Die Kirche blieb auch nicht verschont. Mit viel Humor wurde auf dem Stammtischwagen ausgesagt, dass früher ein Pfarrer reichte, heute würden vier gebraucht. Dagegen ließ der gemeindliche Faschingswagen wieder die Puppen tanzen und wies auf die schnellen Verbindungen bei der Breitbandversorgung und der "Autobahn" zwischen Höfen und Freudeneck hin. Ebenfalls aus Rattelsdorf kam der Faschingswagen des 1860-er Fanclubs. Bei ihnen gab es spezielle Bauernregeln für Anhänger dieses Vereins.

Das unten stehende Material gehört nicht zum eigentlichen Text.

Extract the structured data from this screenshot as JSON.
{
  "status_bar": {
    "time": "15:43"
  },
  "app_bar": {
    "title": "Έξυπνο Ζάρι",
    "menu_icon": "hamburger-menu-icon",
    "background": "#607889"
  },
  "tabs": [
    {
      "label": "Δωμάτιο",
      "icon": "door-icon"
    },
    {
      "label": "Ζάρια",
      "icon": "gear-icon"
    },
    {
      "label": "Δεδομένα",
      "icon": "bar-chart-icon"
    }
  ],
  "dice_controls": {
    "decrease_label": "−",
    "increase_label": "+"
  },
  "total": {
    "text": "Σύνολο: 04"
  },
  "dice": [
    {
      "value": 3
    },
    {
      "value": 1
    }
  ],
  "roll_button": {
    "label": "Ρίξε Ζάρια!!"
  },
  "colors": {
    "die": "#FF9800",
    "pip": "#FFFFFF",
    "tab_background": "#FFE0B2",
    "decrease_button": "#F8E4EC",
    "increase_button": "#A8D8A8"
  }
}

Sehr stolz auf ihren Faschingswagen und zum ersten Mal dabei waren die "Gartenzwerge", die Jugendgruppe des Obst- und Gartenbauvereins. Sie propagierten "100 Prozent Zwergenpower". Unterstützung bekamen die Ebinger Narren von der Gymnastikgruppe Lauf und vom Tennisclub Zapfendorf. Der Tennisclub beschäftigte sich mit der Zapfendorfer Orgel und brachte gleich Vorschläge für die Finanzierung mit.

Das Publikum war begeistert und bejubelte jede humorvolle Aussage. Bonbons und Popcorn flogen in Massen. Für die Erwachsenen gab es Krapfen und alkoholische Getränke zum Aufwärmen. Die Stimmung erreichte ihren Höhepunkt, als zum Abschluss des Faschingszuges am Marktplatz die Ebinger Hymne "Lustig ist das Zigeunerleben" gespielt wurde. Zum Ausklang des närrischen Treibens gab es noch einen Kinderfasching im Sportheim der Spielvereinigung Germania.